The best thing I’ve read on Syria in a long while is this New York Times opinion piece, written by Alia Malek. It provides an excellent survey of the lead-up to the current revolt and poignant anecdotes revealing how can everyday life differ from what one reads in the headlines. There is also an amusing discussion about varieties of beards (Hezbollah, Salafi, cosmetic, or now loyalist), amusing in part based on how important the beard identification can be.

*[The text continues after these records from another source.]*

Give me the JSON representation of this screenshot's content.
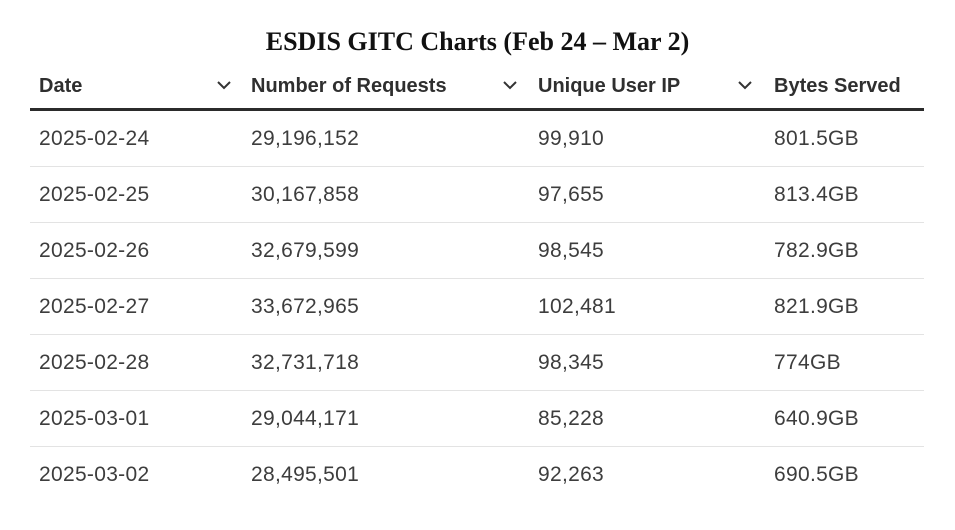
{
  "title": "ESDIS GITC Charts (Feb 24 – Mar 2)",
  "table": {
    "columns": [
      {
        "label": "Date",
        "sortable": true
      },
      {
        "label": "Number of Requests",
        "sortable": true
      },
      {
        "label": "Unique User IP",
        "sortable": true
      },
      {
        "label": "Bytes Served",
        "sortable": false
      }
    ],
    "rows": [
      [
        "2025-02-24",
        "29,196,152",
        "99,910",
        "801.5GB"
      ],
      [
        "2025-02-25",
        "30,167,858",
        "97,655",
        "813.4GB"
      ],
      [
        "2025-02-26",
        "32,679,599",
        "98,545",
        "782.9GB"
      ],
      [
        "2025-02-27",
        "33,672,965",
        "102,481",
        "821.9GB"
      ],
      [
        "2025-02-28",
        "32,731,718",
        "98,345",
        "774GB"
      ],
      [
        "2025-03-01",
        "29,044,171",
        "85,228",
        "640.9GB"
      ],
      [
        "2025-03-02",
        "28,495,501",
        "92,263",
        "690.5GB"
      ]
    ]
  },
  "icons": {
    "sort": "chevron-down-icon"
  },
  "colors": {
    "header_rule": "#2b2b2b",
    "row_divider": "#e3e3e3",
    "text": "#3d3d3d"
  }
}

More importantly, Malek makes a crucial distinction between what started the Syrian Civil War and what sustains it. To paraphrase her piece, what started the peaceful demonstrations was complaints about financial corruption ruining the economy and impoverishing the vast majority of Syrians. She makes that point that most beneficiaries of the corruption were urban Sunnis, while most ‘Alawis (the sect to which Bashar al-Assad himself belongs) were also impoverished, unless they were close to the President himself. What sustains the revolt now is sectarianism, which has been used both by those who would lead the rebels and by the government to claim legitimacy. Although Malek does not bluntly spell out the import of the distinction she draws, it holds out the hope that non-sectarian help (help provided across sectarian lines and contingent upon eschewing sectarian rhetoric) could de-sectarianize the movement. The success of such interventions, of course, would depend heavily on who was receiving the aid, and who else they hoped to receive aid from.
There is nothing I could say to improve this thought-provoking and excellently written piece, so I will just refer you to her words.